Non vi accorgete che gli uomini austeri, dediti a studi filosofici, o impegnati in faccende serie e difficili, in genere sono già vecchi prima di essere stati davvero giovani, e questo per le preoccupazioni e per il costante e teso dibattito mentale, che un po' alla volta esaurisce gli spiriti e la linfa vitale?
Al contrario, i miei bei matti sono tutti grassottelli, lustri, senza una ruga, proprio come quelli che chiamano porcelli d'Acarnania, immuni, per certo, da qualunque disturbo senile, a meno che non si trovino a subire in qualche misura il contagio dei saggi, come capita, poiché la vita non consente mai una completa felicità.
Valida testimonianza di tutto questo è il diffuso proverbio secondo cui solo la Follia è capace di prolungare la giovinezza, altrimenti fuggevolissima, e di tenere lontana la molesta vecchiaia. Sicché, non a torto, si è fatto l'elogio del detto popolare del Brabante: mentre altrove, di solito, l'età porta saggezza, qui più s'invecchia e più matti si diventa. Non c'è popolazione, infatti, più incline di questa a un giocondo abito di vita e meno portata ad avvertire la tristezza della vecchiaia. Loro vicini, e dal punto di vista geografico e da quello del costume, sono i miei Olandesi - e perché, poi, non dovrei chiamarli miei, se mi sono così devoti da essersi meritato un soprannome [di folli] di cui non si vergognano per nulla, che anzi ne traggono il loro vanto principale?
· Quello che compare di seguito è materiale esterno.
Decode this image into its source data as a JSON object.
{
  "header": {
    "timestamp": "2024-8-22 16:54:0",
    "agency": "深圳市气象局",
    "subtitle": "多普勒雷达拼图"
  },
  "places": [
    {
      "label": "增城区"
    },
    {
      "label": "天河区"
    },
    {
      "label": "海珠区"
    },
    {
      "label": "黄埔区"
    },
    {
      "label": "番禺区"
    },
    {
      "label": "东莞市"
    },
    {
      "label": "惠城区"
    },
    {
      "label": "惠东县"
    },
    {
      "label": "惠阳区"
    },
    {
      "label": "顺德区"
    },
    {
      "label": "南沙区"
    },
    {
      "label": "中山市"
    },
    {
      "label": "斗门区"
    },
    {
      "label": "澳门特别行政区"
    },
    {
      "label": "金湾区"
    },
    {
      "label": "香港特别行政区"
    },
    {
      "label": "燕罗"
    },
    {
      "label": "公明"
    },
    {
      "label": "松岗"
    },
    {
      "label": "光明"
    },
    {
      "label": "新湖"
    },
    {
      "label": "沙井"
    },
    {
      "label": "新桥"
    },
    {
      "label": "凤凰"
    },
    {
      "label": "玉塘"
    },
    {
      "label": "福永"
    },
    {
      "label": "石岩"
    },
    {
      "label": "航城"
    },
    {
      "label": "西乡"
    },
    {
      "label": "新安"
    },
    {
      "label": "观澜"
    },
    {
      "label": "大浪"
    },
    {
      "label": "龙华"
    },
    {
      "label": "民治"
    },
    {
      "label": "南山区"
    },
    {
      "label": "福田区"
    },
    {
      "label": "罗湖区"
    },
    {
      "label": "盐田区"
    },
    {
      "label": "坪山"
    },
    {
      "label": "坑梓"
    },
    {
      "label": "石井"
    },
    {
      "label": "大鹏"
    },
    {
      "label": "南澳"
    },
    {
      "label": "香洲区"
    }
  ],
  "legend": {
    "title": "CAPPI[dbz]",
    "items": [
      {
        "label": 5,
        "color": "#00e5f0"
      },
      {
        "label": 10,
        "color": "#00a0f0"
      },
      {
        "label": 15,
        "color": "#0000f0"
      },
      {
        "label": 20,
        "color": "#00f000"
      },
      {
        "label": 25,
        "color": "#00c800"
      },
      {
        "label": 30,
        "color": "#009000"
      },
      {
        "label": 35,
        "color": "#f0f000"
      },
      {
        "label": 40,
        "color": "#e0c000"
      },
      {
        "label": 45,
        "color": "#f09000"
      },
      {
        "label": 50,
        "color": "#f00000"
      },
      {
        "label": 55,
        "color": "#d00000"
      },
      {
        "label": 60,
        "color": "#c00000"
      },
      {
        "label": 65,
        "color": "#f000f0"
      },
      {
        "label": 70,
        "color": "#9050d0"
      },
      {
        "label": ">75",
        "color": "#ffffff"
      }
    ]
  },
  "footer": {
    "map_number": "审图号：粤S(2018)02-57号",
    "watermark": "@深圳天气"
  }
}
Vadano pure gli stoltissimi mortali a cercare le Medee, le Circi, le Veneri, le Aurore, e non so quale fonte che restituisca loro la giovinezza, quando io sola posso, e sono solita farlo. Sono io che possiedo quel filtro miracoloso con cui la figlia di Memnone prolungò la giovinezza di Titone suo avo. Sono io quella Venere per la cui grazia Faone ringiovanì a tal segno da essere amato follemente da Saffo. Sono mie le erbe, se ve ne sono, miei gli incantesimi, la fonte che non solo risuscita la giovinezza svanita, ma, meglio ancora, la mantiene per sempre. Perciò, se siete tutti d'accordo su questo, che niente è meglio della giovinezza, e niente più odioso della vecchiaia, vi rendete conto, io credo, di quello che dovete a me, che, fugato un male tanto grande, conservo un così grande bene.
15. Ma perché parlo ancora dei mortali? Passate in rassegna tutto il cielo, e possa chiunque infamare il mio nome se si troverà un solo Dio non privo di grazia e di pregio che non sia sotto la protezione del mio nume. Infatti, perché Bacco è sempre il chiomato efebo? proprio perché, pazzo ed ebbro, passa tutta la vita in conviti, balli, canti e giochi, e non ha proprio nulla a che fare con Pallade. A tal punto rifugge dal desiderare la fama di sapiente, da compiacersi di un culto fatto di beffe e di scherzi. né trova offensivo quel detto che gli attribuisce il soprannome di fatuo, e che suona: "più pazzo di Morico". E cambiarono il suo nome in Morico perché i contadini, nella loro sfrenata allegria, erano soliti impiastricciare di mosto e di fichi freschi il suo simulacro, che lo ritraeva seduto alle soglie del tempio.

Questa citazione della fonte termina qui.